Poucas vezes a um pesquisador é conferida uma leitura não técnica, daquelas que nos dão saudades dos romances. Pois, lendo Baudelaire, precisamente “O pintor da vida moderna”, obra de 1863 e referência na noção de modernidade em arte, encontro um capítulo chamado ‘Elogio da Maquilagem’, o qual me surpreendeu sobremaneira.
Capa do livro de Charles Baudelaire: O Pintor da Vida Moderna/ Reprodução
A surpresa se deu por estarmos tratando de um texto do final do século XIX, período em que as mulheres ainda nem haviam abandonado o uso da crinolina. Mas vamos ao argumento de Baudelaire. Diz o autor que a concepção moral do século XVIII tomou a natureza como base, modelo e fonte de tudo o que é belo e bom.

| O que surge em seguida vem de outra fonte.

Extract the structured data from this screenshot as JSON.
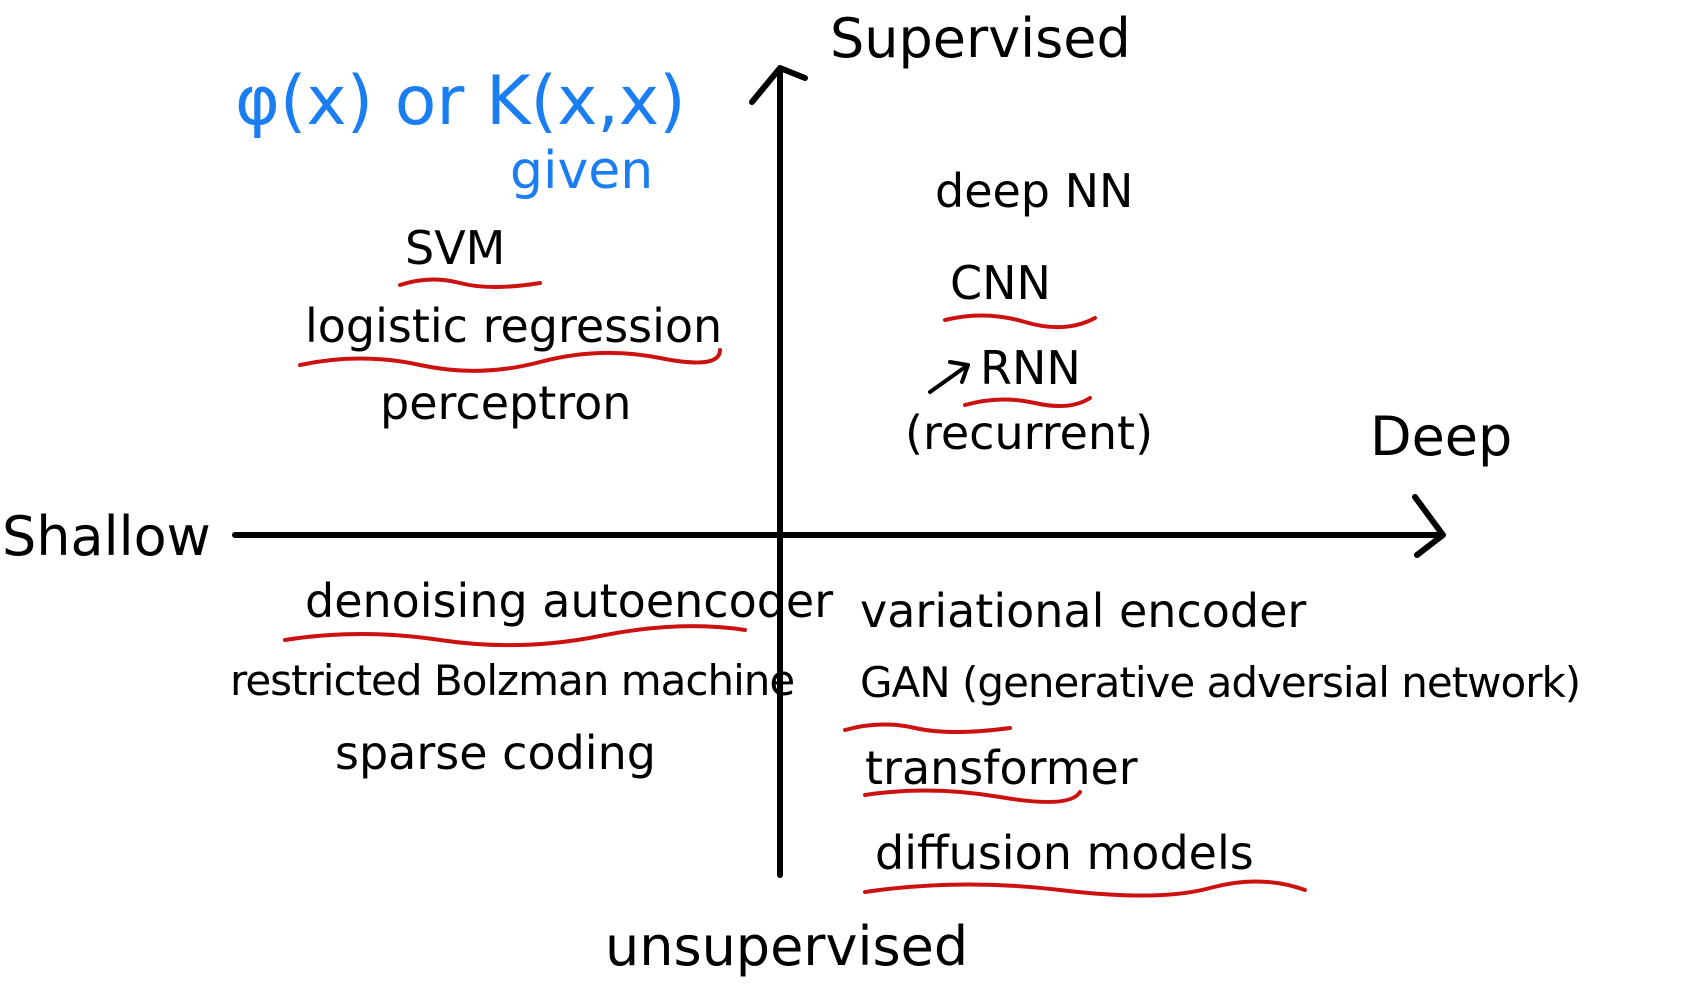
{
  "axes": {
    "top": "Supervised",
    "bottom": "unsupervised",
    "left": "Shallow",
    "right": "Deep"
  },
  "note": {
    "line1": "φ(x) or K(x,x)",
    "line2": "given"
  },
  "quadrants": {
    "top_left": [
      "SVM",
      "logistic regression",
      "perceptron"
    ],
    "top_right": [
      "deep NN",
      "CNN",
      "RNN",
      "(recurrent)"
    ],
    "bottom_left": [
      "denoising autoencoder",
      "restricted Bolzman machine",
      "sparse coding"
    ],
    "bottom_right": [
      "variational encoder",
      "GAN (generative adversial network)",
      "transformer",
      "diffusion models"
    ]
  },
  "colors": {
    "ink": "#000000",
    "note": "#1a7ef2",
    "underline": "#cc1111"
  }
}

Contudo, esta ideia não é compartilhada por ele, que julga a natureza como a fonte dos nossos desejos mais imediatos e de toda a corrupção e maldade humanas. Para Baudelaire, como para outros pensadores, o homem, por natureza, não é bom; ele carece da civilização e da contenção de uma sociedade para civilizar seus impulsos primitivos.
A natureza, portanto, é responsável por nos conduzir a matar e torturar nossos semelhantes. Ideia esta que não é compartilhada por todos, fique claro. Pensadores como Rousseau, por exemplo, julgam o processo no sentido inverso: o homem é bom por natureza, o que o corrompe é a sociedade.
Pensador Charles Baudelaire/ Reprodução
Mas Baudelaire entende, por outro lado, que a filosofia e a religião é que são as responsáveis por nos fazer indivíduos capazes de viver em grupos. Elas nos ensinam a compaixão. A natureza, contrariamente, é a voz do nosso egoísmo. O que é belo e nobre, portanto, é resultado da razão. A virtude é algo artificial e cunhado por força da civilização.
Ora, mas o que tem isso a ver com a maquiagem? Tudo. Toda a ideia que o autor tem sobre a natureza como má conselheira da moral ele transpõe para a ordem do belo. Assim, os adereços são a marca da nossa capacidade de elaborar os desejos mais imediatos e de nos tornarmos civilizados. O desejo pelo belo, pelos acessórios, apenas denunciariam a nossa capacidade de elevarmo-nos por meio da razão, nos afastando assim da crueza da natureza e do mais primitivo do nosso ser.
A moda, segundo Baudelaire, deve ser entendida como uma tentativa de reforma da natureza, um esforço sempre novo em direção ao belo. Dirá ainda que a mulher tem todo o direito de parecer mágica. Além disso, que ela deve dourar-se para ser adorada, cumprindo uma espécie de dever feminino ao surpreender sempre novamente.
A mulher deve estar acima da natureza, pouco importando que o truque e o artifício usados sejam conhecidos por todos. Quem irá questionar a verdade da beleza de uma mulher maquiada, enquanto ela encanta a todos com um rosto luminoso e olhos expressivos? A maquiagem, segundo Baudelaire, deve exibir-se.